Indiana University Press
- Parent company: Indiana University
- Founded: 1950
- Country of origin: United States
- Headquarters location: Bloomington, Indiana
- Distribution: Hopkins Fulfillment Services (North America) Combined Academic Publishers Ltd (Europe, Asia, Middle East, Africa, Asia Pacific, Australia and New Zealand)
- Publication types: Books, academic journals
- Imprints: Quarry Books, Red Lightning Books
- Official website: iupress.org

= Indiana University Press =

Academic publisher at Indiana University

Indiana University Press, also known as IU Press, is an academic publisher founded in 1950 at Indiana University that specializes in the humanities and social sciences. Its headquarters are located in Bloomington, Indiana. IU Press publishes approximately 70 new books annually, in addition to 38 academic journals, and maintains a current catalog comprising some 2,000 titles.

Indiana University Press primarily publishes in the following areas: African, African American, Asian, cultural, Jewish, Holocaust, Middle Eastern studies, Russian and Eastern European, and women's and gender studies; anthropology, film studies, folklore, history, bioethics, music, paleontology, philanthropy, philosophy, and religion. IU Press undertakes extensive regional publishing under its Quarry Books imprint.

== History ==

IU Press began in 1950 as part of Indiana University's post-war growth under President Herman B Wells. Bernard Perry, son of Harvard philosophy professor Ralph Barton Perry, served as the first director. IU Press's first book was a translation of Edouard de Montulé's Travels in America, 1816–1817, published in March 1951. A total of six books were published the first year.

In 1952, IU Press earned full membership with the Association of American University Presses (now known as the "Association of University Presses"). During its first decade in operation, IU Press published more than 200 books. That same decade, in 1955, it published Rolfe Humphries's translation of the Metamorphoses of Ovid, IU Press's all-time bestseller, having sold more than 500,000 copies to date.

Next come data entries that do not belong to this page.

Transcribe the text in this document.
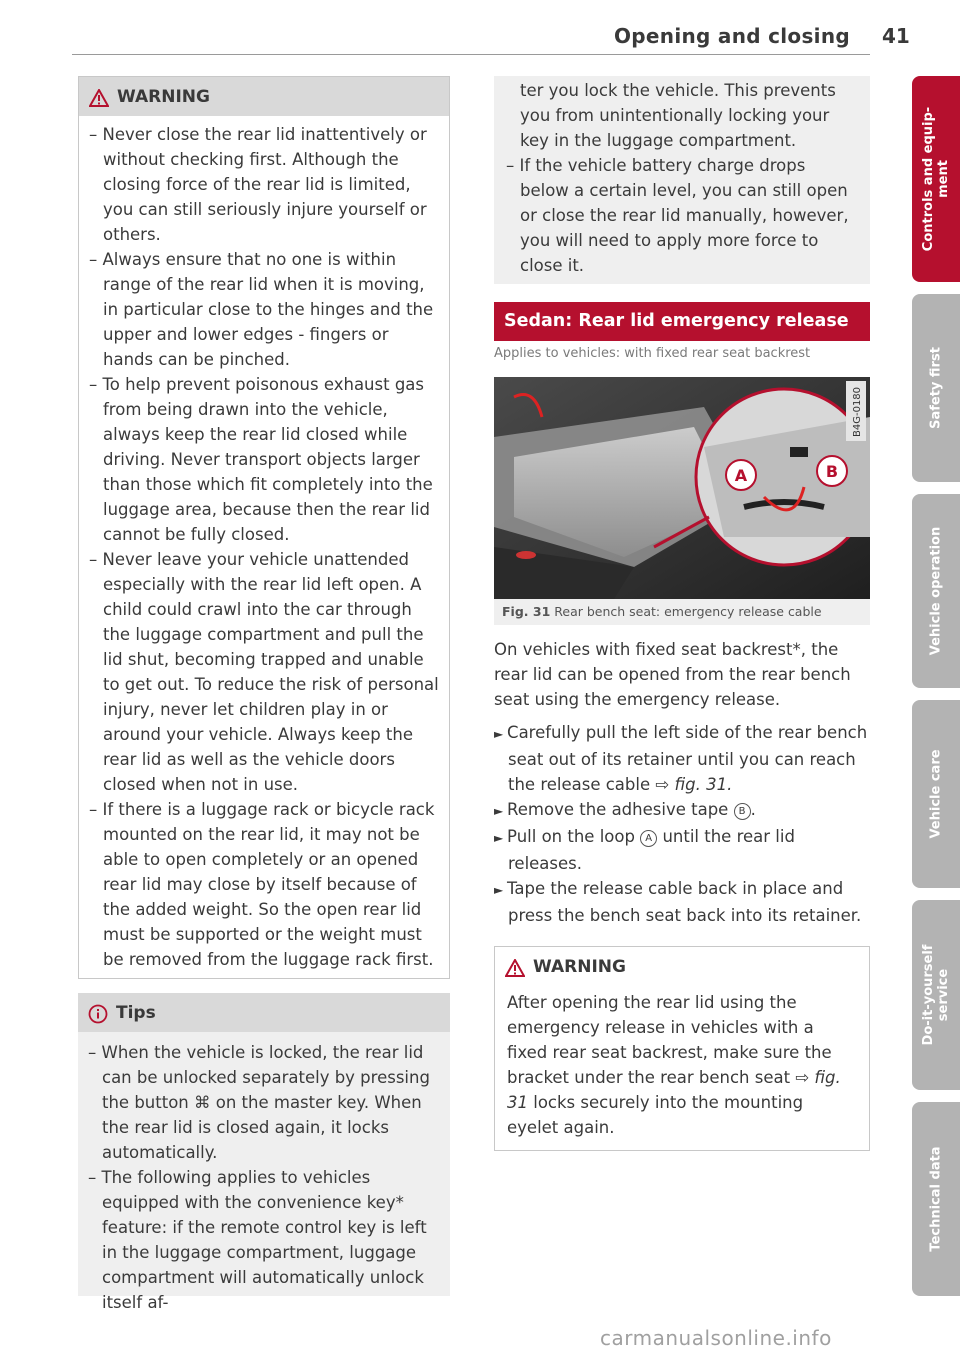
Opening and closing 41
WARNING
– Never close the rear lid inattentively or without checking first. Although the closing force of the rear lid is limited, you can still seriously injure yourself or others.
– Always ensure that no one is within range of the rear lid when it is moving, in particular close to the hinges and the upper and lower edges - fingers or hands can be pinched.
– To help prevent poisonous exhaust gas from being drawn into the vehicle, always keep the rear lid closed while driving. Never transport objects larger than those which fit completely into the luggage area, because then the rear lid cannot be fully closed.
– Never leave your vehicle unattended especially with the rear lid left open. A child could crawl into the car through the luggage compartment and pull the lid shut, becoming trapped and unable to get out. To reduce the risk of personal injury, never let children play in or around your vehicle. Always keep the rear lid as well as the vehicle doors closed when not in use.
– If there is a luggage rack or bicycle rack mounted on the rear lid, it may not be able to open completely or an opened rear lid may close by itself because of the added weight. So the open rear lid must be supported or the weight must be removed from the luggage rack first.
Tips
– When the vehicle is locked, the rear lid can be unlocked separately by pressing the button ⌘ on the master key. When the rear lid is closed again, it locks automatically.
– The following applies to vehicles equipped with the convenience key* feature: if the remote control key is left in the luggage compartment, luggage compartment will automatically unlock itself af-
ter you lock the vehicle. This prevents you from unintentionally locking your key in the luggage compartment.
– If the vehicle battery charge drops below a certain level, you can still open or close the rear lid manually, however, you will need to apply more force to close it.
Sedan: Rear lid emergency release
Applies to vehicles: with fixed rear seat backrest
A	B
B4G-0180
Fig. 31 Rear bench seat: emergency release cable
On vehicles with fixed seat backrest*, the rear lid can be opened from the rear bench seat using the emergency release.
► Carefully pull the left side of the rear bench seat out of its retainer until you can reach the release cable ⇨ fig. 31.
► Remove the adhesive tape B .
► Pull on the loop A until the rear lid releases.
► Tape the release cable back in place and press the bench seat back into its retainer.
WARNING
After opening the rear lid using the emergency release in vehicles with a fixed rear seat backrest, make sure the bracket under the rear bench seat ⇨ fig. 31 locks securely into the mounting eyelet again.
Controls and equip-
ment
Safety first
Vehicle operation
Vehicle care
Do-it-yourself
service
Technical data
carmanualsonline.info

Bernard Perry retired as director in 1976 and was replaced by John Gallman who focused on the academic strengths of Indiana University. The IU Press Journals Division, launched in 1987 with three journals, now carries 38 in its 2023 portfolio. By the end of John Gallman's tenure as director in 2000, IU Press published 150 books annually and in 2022, the press maintains an annual output of approximately 100–120 scholarly books per year.

In 2004 IU Press launched Quarry Books, an imprint dedicated to regional topics. It launched Red Lighting Books, another imprint, that focuses on food and drink, lifestyle, travel, sports, the Midwest, and true crime.

== Honors and awards ==

In 1965, IU Press received the Centennial Medal, the highest prize of the U.S. Civil War Centennial Commission, for its role in preserving Civil War history. IU Press's 1967 translation of volume 1 of Kierkegaard's Journals and Papers won a National Book Award. It was followed by a second National Book Award in 1970 for a translation of Bertolt Brecht's Saint Joan of the Stockyards. In 2009 Indiana University Press publication The United States Holocaust Memorial Museum Encyclopedia of Camps and Ghettos, 1933–1945, Volume I was selected as the winner of the 2009 National Jewish Book Award in the Holocaust category.

In a ranking of scholarly publishers in political science, IUP ranked 28th among all scholarly publishers by respondent preferences for publishers whose books they read or rely upon for the best research in political science.